Difference between Microeconomics and Macroeconomics?

 Difference between Microeconomics and Macroeconomics

Sl. No.

Basis

Microeconomics

Macroeconomics

1

Degree of Aggregation

Studies the behavior of individual units of an economy such as consumer, household, producer, firm, market etc.

Studies the economy as a whole and behavior of economic aggregates such as national income, national output and employment, aggregate demand and aggregate supply etc.

2

Objective

The objective is to study the principles concerning the optimum utilization of resources.

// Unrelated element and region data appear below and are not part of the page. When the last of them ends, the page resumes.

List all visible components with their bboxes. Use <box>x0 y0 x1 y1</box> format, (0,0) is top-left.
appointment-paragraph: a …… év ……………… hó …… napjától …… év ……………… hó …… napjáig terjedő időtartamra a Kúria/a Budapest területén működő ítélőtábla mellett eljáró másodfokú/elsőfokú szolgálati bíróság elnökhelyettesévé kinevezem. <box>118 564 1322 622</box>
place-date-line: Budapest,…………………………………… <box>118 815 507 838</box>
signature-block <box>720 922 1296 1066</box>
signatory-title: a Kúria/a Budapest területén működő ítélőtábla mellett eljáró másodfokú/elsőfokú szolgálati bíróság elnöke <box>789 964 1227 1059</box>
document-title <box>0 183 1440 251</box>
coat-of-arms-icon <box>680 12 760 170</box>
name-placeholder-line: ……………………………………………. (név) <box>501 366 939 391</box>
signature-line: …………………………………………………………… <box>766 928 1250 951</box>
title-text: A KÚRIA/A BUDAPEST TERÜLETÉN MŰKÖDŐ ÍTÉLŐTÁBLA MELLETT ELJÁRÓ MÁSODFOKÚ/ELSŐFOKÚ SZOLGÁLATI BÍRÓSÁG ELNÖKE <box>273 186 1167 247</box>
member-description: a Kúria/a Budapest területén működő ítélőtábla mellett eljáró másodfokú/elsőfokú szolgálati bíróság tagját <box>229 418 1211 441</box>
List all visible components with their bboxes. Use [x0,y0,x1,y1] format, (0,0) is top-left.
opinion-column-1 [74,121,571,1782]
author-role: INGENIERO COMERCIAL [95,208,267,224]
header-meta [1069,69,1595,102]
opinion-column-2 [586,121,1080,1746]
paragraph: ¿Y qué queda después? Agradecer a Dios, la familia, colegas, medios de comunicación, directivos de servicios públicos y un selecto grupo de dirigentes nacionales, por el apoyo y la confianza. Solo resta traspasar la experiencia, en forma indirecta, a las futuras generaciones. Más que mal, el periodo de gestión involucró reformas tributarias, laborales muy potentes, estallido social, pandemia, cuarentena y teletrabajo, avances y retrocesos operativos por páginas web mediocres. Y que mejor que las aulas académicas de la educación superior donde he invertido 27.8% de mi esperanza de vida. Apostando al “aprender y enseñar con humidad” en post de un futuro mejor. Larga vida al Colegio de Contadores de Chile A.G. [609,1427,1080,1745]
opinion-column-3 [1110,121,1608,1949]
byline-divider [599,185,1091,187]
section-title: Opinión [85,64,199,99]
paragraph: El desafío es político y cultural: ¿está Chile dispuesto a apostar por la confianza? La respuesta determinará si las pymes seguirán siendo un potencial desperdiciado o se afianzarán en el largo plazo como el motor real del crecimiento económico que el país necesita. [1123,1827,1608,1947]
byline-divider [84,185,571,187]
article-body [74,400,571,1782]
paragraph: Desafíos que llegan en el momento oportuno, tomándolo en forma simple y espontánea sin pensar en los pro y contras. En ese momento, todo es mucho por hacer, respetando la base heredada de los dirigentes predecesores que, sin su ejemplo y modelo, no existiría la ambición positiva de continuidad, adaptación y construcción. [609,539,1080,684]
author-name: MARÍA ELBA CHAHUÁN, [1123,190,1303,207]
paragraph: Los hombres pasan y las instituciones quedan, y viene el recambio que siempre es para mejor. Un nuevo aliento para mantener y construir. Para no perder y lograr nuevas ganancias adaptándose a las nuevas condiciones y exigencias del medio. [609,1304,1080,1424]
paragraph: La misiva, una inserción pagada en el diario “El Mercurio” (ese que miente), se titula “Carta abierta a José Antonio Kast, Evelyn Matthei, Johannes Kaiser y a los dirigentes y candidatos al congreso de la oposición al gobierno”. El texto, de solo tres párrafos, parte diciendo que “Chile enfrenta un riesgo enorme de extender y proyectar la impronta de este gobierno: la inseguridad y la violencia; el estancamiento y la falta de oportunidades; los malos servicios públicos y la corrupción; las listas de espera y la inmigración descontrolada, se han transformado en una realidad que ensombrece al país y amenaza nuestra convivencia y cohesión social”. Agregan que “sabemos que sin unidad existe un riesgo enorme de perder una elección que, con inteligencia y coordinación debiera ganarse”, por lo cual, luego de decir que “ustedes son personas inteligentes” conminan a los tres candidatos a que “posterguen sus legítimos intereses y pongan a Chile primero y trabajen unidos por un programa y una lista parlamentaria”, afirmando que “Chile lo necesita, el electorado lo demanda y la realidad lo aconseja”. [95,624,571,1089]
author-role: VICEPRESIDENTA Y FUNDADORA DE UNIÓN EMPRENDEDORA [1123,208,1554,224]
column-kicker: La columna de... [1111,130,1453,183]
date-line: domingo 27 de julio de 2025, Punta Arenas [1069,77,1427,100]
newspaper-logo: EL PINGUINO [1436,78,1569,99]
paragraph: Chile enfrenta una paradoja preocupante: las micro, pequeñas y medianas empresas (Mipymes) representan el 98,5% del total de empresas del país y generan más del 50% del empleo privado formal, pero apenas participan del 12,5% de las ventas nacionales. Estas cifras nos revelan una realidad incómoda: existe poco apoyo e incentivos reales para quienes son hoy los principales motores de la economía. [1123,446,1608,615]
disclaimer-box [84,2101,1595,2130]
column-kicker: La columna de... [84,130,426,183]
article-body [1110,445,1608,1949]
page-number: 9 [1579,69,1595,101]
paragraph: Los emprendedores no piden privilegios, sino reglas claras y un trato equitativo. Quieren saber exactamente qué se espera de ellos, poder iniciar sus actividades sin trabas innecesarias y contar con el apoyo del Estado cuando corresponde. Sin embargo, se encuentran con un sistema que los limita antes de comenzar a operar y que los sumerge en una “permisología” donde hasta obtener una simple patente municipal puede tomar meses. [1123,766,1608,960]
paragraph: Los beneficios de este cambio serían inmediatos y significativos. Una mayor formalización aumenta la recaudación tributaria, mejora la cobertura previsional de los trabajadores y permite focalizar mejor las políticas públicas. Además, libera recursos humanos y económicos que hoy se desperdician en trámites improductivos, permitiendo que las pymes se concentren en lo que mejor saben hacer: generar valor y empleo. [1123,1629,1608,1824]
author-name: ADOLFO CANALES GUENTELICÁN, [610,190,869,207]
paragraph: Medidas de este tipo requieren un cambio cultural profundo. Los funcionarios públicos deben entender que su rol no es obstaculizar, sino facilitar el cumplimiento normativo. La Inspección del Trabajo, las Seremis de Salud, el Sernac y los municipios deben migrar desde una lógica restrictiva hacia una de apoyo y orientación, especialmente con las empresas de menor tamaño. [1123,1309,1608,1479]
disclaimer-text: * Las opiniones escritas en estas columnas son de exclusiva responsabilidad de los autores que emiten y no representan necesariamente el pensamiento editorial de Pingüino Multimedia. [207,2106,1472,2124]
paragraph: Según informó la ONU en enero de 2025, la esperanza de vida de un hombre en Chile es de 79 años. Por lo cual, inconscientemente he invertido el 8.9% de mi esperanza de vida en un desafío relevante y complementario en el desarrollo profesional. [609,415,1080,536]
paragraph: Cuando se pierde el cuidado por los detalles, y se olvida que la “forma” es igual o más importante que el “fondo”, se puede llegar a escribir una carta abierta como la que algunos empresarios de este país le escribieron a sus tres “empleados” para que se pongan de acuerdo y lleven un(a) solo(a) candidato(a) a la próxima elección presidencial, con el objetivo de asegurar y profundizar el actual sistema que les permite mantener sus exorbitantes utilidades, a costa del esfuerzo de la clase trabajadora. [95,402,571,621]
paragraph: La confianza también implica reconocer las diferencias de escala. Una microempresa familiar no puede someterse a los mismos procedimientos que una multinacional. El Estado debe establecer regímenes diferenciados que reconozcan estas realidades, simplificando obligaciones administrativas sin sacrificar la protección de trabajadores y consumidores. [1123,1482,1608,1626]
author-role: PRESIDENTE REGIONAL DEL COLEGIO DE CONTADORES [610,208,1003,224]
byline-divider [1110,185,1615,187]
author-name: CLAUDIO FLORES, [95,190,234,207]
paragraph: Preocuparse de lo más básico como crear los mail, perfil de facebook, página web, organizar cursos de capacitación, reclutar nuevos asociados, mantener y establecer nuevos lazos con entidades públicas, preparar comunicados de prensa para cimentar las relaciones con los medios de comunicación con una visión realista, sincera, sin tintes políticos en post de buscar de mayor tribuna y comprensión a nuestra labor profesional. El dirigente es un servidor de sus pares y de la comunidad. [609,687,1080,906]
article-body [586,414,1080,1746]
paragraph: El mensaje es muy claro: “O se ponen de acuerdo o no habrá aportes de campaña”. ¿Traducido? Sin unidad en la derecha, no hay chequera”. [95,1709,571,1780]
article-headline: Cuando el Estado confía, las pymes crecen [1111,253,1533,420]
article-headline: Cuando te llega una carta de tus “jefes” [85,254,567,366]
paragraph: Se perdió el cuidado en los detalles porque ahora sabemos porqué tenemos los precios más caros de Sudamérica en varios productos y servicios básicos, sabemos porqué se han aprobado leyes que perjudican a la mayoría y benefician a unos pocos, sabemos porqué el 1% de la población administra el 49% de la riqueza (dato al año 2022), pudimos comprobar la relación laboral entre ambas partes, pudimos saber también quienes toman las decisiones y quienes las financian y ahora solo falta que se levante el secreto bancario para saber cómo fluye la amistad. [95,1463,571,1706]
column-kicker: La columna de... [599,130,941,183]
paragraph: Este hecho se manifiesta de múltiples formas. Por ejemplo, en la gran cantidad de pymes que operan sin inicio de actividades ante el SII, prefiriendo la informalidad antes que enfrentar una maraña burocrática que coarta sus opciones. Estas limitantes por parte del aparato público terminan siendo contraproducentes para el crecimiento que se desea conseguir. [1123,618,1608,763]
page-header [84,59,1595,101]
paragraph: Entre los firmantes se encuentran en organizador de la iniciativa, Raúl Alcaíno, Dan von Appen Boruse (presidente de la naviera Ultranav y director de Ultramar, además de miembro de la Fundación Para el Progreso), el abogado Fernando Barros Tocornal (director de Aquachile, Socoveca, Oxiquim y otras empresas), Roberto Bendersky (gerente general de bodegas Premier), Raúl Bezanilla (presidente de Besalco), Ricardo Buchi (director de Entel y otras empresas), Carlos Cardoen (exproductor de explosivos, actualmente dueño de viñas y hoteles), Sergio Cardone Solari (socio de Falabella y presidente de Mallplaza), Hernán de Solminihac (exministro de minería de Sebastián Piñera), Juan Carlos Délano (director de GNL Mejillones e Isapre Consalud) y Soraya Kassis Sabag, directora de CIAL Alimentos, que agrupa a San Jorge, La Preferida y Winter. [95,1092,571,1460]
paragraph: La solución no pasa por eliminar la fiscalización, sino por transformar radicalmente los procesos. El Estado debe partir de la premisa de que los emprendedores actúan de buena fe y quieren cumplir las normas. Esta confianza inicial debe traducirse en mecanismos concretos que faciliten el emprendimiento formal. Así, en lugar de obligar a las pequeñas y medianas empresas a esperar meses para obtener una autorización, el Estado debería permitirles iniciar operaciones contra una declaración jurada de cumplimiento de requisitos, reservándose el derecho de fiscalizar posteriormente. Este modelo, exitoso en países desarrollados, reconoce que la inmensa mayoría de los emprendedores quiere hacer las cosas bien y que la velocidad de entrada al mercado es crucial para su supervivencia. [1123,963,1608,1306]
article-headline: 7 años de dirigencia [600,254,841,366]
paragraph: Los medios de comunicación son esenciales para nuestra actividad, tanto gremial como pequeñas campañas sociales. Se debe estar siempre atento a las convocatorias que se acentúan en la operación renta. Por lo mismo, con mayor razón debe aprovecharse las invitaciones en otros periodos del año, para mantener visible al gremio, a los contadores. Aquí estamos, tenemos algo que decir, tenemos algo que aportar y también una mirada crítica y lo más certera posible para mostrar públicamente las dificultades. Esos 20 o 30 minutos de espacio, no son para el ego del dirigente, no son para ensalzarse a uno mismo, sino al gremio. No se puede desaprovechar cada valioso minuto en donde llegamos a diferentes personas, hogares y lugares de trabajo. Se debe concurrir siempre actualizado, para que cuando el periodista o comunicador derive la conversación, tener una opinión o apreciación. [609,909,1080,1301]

The objective is to study problems, policies and principles related to full employment of resources.

3

Method of Study

The method used in Microeconomics is called “Partial Equilibrium Analysis.” In this, laws are based on the assumption of other things being constant. (Cetris Paribus)

The method of study in Macroeconomics is called “General Equilibrium analysis”. In this, laws are formulated recognizing the natural mutual inter-dependence among different economic variables such as total savings, total income, and total employment.

4

Instruments

In Microeconomics, the key instruments are demand and supply.

In macroeconomics, the key instruments are aggregate demand and aggregate supply.

5

Alternative Name

Microeconomics is also known as ‘Theory of Price’

Macroeconomics is also known as ‘Theory of Income’ and Theory of employment’.